Our impact was three-fold:

  • We helped to move them from a focus on ‘employee engagement’ to a more holistic focus on the ‘employee experience’. Words matter and, in this case, it has moved attention from a single metric, with little evidence, to an examination of employee feedback across a range of topics.
  • We examined the data more rigorously, to help them understand the story beneath the high-level numbers. This included demonstrating the statistical relationships between factors such as grade, professional division and tenure when it came to how employees felt about working there.
  • We also demonstrated how what they called ‘engagement’ was really made up three distinct factors that they had a choice as to where they put their post-survey energy. We explained the limitations of cross-sectional surveys (i.e. those carried out at one point in time), the benefits of tracking this data over time and the benefits of linking employee perception to key organisational metrics.

Crucially, we will be working with them in 2017 to help them understand what impact employee opinion has on their behaviour and then on the patient experience. This is, after all, what everyone in the hospital is there to improve, in one way or another.

I was delighted to co-present a summary of this work with the client at an HR Analytics conference in London on November and look forward to increased cooperation and working together in the year ahead.

And why do you think using scientific evidence is important when making decisions about people at work?

For so many reasons!

Firstly, it’s too easy to take action when presented with a challenge in the workplace. We can easily fall into an ‘action bias’, believing that doing something, anything, is better than nothing. This, of course, isn’t true. Reflecting on good quality evidence can help us shape our responses to presenting problems, by illustrating what has or hasn’t worked in similar contexts.

I also think that using scientific evidence helps us think more scientifically, or even just more inquisitively. Asking good quality questions is the route to good quality interventions and even the best research leaves us with unanswered questions. This is part of what’s so exciting about a scientific approach.
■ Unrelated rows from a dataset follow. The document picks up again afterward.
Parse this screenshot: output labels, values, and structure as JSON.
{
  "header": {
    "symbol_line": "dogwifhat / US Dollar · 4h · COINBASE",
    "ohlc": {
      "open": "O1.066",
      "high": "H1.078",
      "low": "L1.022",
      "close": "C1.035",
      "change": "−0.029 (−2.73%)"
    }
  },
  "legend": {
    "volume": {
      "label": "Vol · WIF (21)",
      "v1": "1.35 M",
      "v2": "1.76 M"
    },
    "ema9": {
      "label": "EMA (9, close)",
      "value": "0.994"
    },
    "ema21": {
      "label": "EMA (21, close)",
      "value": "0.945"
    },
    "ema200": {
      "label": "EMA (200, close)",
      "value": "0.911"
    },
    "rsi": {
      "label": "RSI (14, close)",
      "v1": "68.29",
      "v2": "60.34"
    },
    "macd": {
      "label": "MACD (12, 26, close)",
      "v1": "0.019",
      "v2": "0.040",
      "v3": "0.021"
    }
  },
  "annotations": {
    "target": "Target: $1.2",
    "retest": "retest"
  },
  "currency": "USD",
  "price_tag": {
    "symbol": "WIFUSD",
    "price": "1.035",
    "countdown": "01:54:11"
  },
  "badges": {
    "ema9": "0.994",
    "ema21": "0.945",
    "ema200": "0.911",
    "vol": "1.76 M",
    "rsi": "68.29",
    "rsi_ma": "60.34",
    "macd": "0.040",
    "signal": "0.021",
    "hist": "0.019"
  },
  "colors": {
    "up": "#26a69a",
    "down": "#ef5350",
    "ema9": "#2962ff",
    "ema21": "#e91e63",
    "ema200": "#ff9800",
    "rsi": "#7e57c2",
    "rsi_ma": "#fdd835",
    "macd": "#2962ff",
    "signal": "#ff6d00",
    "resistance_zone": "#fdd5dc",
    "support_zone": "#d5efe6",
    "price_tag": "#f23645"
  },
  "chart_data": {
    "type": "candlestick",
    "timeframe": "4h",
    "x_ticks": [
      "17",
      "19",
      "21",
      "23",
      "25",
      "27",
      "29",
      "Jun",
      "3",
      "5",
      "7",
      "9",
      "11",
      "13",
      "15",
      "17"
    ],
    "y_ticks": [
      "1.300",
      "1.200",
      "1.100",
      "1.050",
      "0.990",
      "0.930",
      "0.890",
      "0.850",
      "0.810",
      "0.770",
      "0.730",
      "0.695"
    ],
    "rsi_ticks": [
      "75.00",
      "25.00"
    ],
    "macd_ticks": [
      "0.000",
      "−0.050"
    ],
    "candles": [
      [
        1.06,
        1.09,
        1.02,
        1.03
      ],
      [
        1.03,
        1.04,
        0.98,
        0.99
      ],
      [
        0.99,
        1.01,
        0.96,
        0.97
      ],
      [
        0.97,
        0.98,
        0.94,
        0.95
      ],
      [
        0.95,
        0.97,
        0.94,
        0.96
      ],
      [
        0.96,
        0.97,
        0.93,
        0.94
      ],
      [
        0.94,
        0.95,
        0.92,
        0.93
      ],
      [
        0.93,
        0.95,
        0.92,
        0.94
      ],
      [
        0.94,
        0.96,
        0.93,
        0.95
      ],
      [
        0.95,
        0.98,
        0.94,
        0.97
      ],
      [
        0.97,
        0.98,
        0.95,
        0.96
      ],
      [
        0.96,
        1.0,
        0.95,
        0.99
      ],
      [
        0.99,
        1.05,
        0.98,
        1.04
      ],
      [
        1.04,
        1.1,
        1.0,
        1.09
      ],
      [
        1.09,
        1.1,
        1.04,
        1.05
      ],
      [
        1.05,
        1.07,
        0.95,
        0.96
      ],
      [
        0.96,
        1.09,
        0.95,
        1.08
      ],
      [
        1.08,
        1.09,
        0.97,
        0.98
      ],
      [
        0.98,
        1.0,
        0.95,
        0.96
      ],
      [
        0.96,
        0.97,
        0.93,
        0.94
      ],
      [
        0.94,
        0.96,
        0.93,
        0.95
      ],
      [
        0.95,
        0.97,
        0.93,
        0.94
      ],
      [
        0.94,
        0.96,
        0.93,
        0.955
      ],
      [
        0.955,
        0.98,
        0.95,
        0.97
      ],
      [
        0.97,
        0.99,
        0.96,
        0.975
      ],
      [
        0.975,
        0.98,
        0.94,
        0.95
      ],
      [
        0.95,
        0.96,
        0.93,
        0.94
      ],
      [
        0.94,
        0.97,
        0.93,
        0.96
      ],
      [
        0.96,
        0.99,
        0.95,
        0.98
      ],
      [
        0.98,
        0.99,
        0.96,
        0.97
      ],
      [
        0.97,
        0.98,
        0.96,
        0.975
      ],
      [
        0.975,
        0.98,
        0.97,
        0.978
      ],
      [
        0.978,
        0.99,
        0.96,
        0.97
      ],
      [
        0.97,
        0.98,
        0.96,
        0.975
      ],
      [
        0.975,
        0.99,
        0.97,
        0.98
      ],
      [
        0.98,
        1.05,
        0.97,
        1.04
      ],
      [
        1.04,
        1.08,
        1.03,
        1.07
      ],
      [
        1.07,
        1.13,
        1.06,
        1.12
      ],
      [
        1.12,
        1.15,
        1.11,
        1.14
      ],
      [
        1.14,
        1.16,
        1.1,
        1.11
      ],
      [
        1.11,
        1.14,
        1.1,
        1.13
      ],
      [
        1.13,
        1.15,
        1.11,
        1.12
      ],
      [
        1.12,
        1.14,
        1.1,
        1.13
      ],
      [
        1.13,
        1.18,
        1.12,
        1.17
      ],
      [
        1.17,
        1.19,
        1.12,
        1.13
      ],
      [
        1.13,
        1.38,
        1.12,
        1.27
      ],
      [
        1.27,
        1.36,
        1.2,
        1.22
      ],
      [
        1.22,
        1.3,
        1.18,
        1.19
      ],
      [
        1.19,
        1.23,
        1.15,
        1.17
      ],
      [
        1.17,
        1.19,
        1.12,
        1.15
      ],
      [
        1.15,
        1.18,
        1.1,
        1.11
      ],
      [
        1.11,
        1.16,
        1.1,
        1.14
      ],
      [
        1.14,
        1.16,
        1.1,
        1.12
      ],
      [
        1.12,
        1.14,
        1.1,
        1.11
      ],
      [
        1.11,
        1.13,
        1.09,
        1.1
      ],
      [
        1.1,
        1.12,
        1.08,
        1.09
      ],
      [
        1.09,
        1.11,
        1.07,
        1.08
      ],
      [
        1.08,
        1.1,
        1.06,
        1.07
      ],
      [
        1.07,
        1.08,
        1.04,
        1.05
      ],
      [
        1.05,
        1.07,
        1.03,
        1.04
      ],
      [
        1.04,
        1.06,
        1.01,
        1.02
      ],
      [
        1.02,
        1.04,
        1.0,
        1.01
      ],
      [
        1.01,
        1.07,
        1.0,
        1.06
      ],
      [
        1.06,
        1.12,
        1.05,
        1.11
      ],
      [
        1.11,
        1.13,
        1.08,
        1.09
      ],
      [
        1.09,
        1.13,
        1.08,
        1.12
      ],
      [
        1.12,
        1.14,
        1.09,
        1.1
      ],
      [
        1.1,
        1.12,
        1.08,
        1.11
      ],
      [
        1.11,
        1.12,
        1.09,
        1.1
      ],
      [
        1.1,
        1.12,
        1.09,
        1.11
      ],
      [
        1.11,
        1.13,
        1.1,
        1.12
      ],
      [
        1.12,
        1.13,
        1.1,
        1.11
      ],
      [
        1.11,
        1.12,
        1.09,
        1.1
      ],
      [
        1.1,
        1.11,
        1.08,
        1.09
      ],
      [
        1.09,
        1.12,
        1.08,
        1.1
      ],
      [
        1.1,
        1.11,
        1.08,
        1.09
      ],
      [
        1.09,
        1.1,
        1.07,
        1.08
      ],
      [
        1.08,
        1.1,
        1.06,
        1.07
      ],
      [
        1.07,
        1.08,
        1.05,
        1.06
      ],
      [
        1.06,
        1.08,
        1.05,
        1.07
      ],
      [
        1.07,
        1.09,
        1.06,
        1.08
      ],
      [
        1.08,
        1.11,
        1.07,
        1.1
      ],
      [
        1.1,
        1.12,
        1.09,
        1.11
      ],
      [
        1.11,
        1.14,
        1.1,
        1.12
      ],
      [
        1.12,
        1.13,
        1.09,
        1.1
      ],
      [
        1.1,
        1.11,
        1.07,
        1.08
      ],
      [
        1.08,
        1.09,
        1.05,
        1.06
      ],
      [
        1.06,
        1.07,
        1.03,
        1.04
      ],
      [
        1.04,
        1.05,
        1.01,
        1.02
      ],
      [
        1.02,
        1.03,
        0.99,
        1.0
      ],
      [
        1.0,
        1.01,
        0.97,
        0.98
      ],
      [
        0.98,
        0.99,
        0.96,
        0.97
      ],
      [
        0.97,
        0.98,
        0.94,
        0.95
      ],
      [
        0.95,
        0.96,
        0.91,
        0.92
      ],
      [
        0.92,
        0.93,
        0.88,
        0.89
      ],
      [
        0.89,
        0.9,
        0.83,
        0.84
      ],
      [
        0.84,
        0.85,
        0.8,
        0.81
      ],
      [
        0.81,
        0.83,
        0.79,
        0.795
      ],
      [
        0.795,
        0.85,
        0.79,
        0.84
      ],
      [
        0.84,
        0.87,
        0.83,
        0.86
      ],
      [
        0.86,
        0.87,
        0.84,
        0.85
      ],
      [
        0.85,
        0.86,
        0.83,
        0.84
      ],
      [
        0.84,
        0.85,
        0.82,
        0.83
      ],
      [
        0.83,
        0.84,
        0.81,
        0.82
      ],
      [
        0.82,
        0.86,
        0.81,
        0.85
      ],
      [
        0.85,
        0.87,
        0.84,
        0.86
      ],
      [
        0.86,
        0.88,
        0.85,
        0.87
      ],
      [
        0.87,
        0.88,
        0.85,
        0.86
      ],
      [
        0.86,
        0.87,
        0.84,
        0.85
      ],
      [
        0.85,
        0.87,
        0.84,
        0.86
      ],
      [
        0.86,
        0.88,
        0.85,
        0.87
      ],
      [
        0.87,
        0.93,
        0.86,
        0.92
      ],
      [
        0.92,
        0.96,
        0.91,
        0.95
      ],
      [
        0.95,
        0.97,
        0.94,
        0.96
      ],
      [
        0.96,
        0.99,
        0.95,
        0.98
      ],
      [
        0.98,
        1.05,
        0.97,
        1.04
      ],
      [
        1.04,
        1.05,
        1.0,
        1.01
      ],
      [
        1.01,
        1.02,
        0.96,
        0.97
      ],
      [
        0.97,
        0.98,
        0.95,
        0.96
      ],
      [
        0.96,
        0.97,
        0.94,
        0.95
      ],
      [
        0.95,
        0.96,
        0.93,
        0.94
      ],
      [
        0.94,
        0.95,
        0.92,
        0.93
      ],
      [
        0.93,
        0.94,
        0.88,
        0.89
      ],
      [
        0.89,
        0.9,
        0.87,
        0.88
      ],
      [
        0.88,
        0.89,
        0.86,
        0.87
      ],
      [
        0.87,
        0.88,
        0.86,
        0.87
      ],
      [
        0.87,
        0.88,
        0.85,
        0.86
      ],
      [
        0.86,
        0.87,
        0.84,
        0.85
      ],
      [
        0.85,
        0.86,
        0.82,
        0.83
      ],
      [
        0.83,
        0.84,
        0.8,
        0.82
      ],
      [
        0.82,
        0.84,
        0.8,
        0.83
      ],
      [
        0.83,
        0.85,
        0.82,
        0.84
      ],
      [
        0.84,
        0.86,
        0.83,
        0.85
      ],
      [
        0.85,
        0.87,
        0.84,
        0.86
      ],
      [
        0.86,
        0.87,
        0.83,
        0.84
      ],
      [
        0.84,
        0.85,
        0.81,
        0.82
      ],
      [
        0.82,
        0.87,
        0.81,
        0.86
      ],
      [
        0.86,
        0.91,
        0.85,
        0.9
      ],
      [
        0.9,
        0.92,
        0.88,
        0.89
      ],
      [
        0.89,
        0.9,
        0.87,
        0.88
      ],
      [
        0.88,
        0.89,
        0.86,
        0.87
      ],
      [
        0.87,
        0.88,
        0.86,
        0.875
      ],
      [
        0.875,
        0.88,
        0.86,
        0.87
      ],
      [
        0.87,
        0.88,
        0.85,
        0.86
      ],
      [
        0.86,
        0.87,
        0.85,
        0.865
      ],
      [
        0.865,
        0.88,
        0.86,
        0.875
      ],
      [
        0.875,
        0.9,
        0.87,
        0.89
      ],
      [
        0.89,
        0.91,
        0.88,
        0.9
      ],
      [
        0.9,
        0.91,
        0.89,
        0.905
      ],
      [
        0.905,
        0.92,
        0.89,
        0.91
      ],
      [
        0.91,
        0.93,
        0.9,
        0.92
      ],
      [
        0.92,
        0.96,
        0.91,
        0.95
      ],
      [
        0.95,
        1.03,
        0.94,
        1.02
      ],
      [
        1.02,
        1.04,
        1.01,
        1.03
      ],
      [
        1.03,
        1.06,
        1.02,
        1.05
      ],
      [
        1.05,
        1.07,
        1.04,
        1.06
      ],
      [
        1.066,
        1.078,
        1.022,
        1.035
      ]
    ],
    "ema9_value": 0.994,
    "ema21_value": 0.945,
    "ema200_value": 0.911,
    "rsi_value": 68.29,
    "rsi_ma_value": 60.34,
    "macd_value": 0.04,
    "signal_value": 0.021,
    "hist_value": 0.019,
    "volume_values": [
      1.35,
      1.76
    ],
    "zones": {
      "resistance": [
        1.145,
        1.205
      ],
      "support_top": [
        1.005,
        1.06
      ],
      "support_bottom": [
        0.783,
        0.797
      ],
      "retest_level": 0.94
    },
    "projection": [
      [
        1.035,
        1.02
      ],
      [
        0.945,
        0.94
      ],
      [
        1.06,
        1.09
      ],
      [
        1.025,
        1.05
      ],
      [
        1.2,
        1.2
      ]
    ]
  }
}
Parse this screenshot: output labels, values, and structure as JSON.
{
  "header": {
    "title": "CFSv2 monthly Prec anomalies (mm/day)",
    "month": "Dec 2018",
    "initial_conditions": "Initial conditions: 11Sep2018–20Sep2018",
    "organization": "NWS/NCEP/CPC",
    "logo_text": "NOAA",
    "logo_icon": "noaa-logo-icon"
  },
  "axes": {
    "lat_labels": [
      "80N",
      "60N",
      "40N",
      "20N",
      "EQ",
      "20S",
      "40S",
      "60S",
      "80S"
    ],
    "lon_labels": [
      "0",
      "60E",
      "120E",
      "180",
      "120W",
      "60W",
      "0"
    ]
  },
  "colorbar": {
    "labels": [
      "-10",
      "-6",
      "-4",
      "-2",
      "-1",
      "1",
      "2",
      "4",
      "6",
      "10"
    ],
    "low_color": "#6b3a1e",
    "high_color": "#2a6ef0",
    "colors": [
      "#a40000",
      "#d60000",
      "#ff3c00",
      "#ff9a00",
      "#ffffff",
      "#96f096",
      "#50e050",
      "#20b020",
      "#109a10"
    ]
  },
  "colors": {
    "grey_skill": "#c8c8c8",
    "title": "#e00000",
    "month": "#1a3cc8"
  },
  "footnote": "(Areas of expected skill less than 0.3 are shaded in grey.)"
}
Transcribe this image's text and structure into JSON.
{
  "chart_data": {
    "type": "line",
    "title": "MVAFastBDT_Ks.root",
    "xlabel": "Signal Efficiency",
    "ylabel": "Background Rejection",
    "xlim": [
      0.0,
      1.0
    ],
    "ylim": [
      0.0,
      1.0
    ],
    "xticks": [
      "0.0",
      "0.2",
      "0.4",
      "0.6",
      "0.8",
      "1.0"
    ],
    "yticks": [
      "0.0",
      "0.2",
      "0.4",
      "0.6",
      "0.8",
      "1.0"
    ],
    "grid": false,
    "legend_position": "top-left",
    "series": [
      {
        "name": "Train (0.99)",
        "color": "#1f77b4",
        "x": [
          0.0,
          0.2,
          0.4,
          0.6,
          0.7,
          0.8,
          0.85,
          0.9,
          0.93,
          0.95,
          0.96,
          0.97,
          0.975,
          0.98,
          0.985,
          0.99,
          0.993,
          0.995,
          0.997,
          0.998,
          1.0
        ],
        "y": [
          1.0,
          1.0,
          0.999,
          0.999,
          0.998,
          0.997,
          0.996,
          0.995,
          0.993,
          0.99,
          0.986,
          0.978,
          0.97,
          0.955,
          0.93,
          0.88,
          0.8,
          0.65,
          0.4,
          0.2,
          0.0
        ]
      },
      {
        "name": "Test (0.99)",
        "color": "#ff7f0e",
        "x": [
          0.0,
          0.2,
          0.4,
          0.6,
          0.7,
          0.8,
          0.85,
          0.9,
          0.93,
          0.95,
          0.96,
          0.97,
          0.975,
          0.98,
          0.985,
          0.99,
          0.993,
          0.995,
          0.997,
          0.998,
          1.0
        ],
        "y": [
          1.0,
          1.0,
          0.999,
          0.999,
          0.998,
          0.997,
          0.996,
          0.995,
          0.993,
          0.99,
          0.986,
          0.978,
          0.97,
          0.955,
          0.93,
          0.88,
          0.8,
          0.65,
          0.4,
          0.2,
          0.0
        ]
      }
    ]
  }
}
Lastly, but perhaps most importantly, making decisions about work and people are organised or treated in the absence of evidence can backfire and have various negative consequences. Simply deciding to join the latest organisational trend or fashion is disruptive, expensive and potentially harmful.

Finally, if you had to give just one advice to decision-makers in organizations, what would it be?

I always tend to start with advising them to be clear about the problem they’re trying to solve. It’s very easy to get caught up in selecting from an attractive range of solutions before even being clear on the presenting problem.

It’s always interesting to discuss perceptions of the problem with different stakeholders from the same team – you tend to find differences in perception and it’s key to firm up a shared understand of the problem before taking action.

Thank you, Dr. MacKinnon, for your tremendous work in promoting evidence-based practice in management and organizational decision making.